Submitted to: Meeting Abstract
Publication Type: Abstract only
Publication Acceptance Date: 6/2/2008
Publication Date: 10/5/2008
Citation: Causarano, H.J., Doraiswamy, P.C., Izaurralde, R.C., McCarty, G.W., Milak, S., Stern, A.J. 2008. Simulating soil organic carbon in the US Corn Belt and associated uncertainties [abstract]. American Society of Agronomy. 2008 CDROM. Interpretive Summary:
Technical Abstract: Increasing soil organic carbon (SOC) on degraded lands has positive impacts on soil quality and productivity, and is an accepted approach to offset CO2 emissions in the short term.

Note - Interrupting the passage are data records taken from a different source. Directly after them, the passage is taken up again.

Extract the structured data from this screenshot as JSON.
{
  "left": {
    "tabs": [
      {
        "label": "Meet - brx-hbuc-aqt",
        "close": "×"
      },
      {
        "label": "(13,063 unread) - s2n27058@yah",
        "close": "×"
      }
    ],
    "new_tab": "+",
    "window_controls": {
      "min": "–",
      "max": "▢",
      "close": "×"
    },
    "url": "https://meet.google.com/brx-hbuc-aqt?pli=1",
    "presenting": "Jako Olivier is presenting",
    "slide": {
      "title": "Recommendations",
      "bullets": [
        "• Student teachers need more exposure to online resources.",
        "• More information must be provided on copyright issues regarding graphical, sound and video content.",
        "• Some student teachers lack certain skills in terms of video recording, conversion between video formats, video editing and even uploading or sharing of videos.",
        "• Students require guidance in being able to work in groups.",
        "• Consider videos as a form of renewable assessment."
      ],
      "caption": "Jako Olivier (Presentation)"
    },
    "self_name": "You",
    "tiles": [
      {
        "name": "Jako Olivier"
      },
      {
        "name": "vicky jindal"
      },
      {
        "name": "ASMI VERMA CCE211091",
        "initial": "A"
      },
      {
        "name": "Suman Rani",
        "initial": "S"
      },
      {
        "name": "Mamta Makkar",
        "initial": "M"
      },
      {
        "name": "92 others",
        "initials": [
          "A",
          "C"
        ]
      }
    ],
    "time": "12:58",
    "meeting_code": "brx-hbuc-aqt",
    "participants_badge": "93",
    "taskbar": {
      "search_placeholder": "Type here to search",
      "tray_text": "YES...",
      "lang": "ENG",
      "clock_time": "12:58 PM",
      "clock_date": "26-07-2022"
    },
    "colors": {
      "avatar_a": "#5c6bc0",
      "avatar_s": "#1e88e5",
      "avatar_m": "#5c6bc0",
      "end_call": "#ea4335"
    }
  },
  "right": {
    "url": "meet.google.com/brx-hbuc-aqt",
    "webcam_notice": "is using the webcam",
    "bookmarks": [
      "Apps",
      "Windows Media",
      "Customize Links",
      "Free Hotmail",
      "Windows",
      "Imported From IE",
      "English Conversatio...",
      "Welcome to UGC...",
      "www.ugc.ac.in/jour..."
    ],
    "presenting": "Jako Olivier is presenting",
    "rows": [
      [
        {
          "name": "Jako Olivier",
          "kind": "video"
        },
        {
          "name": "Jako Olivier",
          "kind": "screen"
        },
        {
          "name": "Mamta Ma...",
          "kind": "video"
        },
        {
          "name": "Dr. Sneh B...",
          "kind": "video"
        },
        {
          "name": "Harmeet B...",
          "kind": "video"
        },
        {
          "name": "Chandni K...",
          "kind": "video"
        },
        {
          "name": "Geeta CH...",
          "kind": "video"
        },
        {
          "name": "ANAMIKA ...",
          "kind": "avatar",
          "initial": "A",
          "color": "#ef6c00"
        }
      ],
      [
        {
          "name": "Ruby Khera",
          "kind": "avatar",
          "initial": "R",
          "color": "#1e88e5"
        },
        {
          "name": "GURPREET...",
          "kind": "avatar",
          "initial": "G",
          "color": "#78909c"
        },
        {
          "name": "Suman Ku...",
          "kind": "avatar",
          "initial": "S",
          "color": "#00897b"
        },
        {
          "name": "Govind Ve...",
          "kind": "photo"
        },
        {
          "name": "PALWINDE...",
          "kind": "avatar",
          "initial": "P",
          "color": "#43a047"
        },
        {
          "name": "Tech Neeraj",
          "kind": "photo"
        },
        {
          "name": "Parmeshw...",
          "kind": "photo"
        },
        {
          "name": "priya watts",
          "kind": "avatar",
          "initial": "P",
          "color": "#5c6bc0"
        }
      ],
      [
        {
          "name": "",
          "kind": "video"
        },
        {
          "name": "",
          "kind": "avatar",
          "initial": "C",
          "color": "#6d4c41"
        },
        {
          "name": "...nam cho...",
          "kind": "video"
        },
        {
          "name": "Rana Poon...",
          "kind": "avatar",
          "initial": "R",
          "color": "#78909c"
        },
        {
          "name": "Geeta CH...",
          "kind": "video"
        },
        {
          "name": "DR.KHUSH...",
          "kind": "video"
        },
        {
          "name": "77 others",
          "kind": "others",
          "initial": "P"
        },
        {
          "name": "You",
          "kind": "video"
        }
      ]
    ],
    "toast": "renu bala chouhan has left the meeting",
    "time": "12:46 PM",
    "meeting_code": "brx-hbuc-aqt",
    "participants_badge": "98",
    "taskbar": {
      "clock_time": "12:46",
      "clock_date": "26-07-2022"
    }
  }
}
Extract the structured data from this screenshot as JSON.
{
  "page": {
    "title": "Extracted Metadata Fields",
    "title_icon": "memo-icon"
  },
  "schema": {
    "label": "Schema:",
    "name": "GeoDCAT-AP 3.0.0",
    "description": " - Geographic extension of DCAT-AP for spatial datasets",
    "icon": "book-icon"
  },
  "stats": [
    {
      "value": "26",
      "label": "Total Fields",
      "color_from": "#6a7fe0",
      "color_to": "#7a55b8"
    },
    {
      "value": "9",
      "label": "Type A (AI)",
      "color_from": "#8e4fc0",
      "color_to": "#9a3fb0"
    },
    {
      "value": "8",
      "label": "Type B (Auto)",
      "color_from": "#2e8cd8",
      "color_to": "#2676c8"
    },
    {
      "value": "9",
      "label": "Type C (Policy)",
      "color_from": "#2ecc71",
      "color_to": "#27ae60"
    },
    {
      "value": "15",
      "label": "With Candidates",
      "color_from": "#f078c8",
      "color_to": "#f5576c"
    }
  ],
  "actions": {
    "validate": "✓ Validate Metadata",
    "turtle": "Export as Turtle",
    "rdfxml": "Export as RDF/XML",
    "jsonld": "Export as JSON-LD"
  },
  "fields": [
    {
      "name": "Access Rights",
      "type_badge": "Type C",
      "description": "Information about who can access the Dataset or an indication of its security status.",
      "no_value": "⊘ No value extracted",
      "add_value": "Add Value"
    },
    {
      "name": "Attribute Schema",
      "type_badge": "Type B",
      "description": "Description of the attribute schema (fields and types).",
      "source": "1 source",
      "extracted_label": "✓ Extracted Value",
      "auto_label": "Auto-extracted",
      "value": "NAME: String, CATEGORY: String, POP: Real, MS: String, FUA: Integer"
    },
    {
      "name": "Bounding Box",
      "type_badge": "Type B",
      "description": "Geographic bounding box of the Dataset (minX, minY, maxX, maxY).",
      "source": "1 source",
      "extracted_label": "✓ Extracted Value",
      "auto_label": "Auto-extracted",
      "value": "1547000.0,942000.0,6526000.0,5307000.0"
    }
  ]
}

Direct measurements combined with system modeling are used to estimate the impacts of management practices on SOC at the regional scale but few studies report on estimations uncertainty. Sources of uncertainty are model errors, model initialization, measurement errors, data and model aggregation, and abrupt changes in the system that are not adequately simulated. We evaluated the Environmental Policy Integrated Climate (EPIC) model for its ability to simulate SOC and estimated the uncertainty of simulation results. A detailed and computationally intensive approach for integrating the EPIC model with soil, climate, land use, and management data was developed to conduct simulations at a grid-cell level of 2.59 km2 in croplands of Iowa, Illinois and Indiana. Uncertainties were 26–30% when simulations were conducted at the regional scale but reduced to 8–11% with site-specific simulations. Estimated current SOC stocks in the top 20 cm varied considerably (11–157 Mg C ha-1) and were largely controlled by tillage practices, clay content, slope and elevation. Provided that current trends in adoption of conservation tillage continues, SOC changes were estimated at -0.28 to 0.52 Mg C ha-1 yr-1 depending on topography. We calculated that SOC would increase from 660 Tg C in 2008 to 700 Tg C in 2018 (3.4 Tg C yr-1), but based on the uncertainty, we were not able to conclude that these croplands are creating a net sink for atmospheric CO2. More data on spatial and temporal variation in SOC are needed to improve model accuracy. Overall, combining land use maps with EPIC proved valid for predicting impacts of management practices on crop yields and SOC.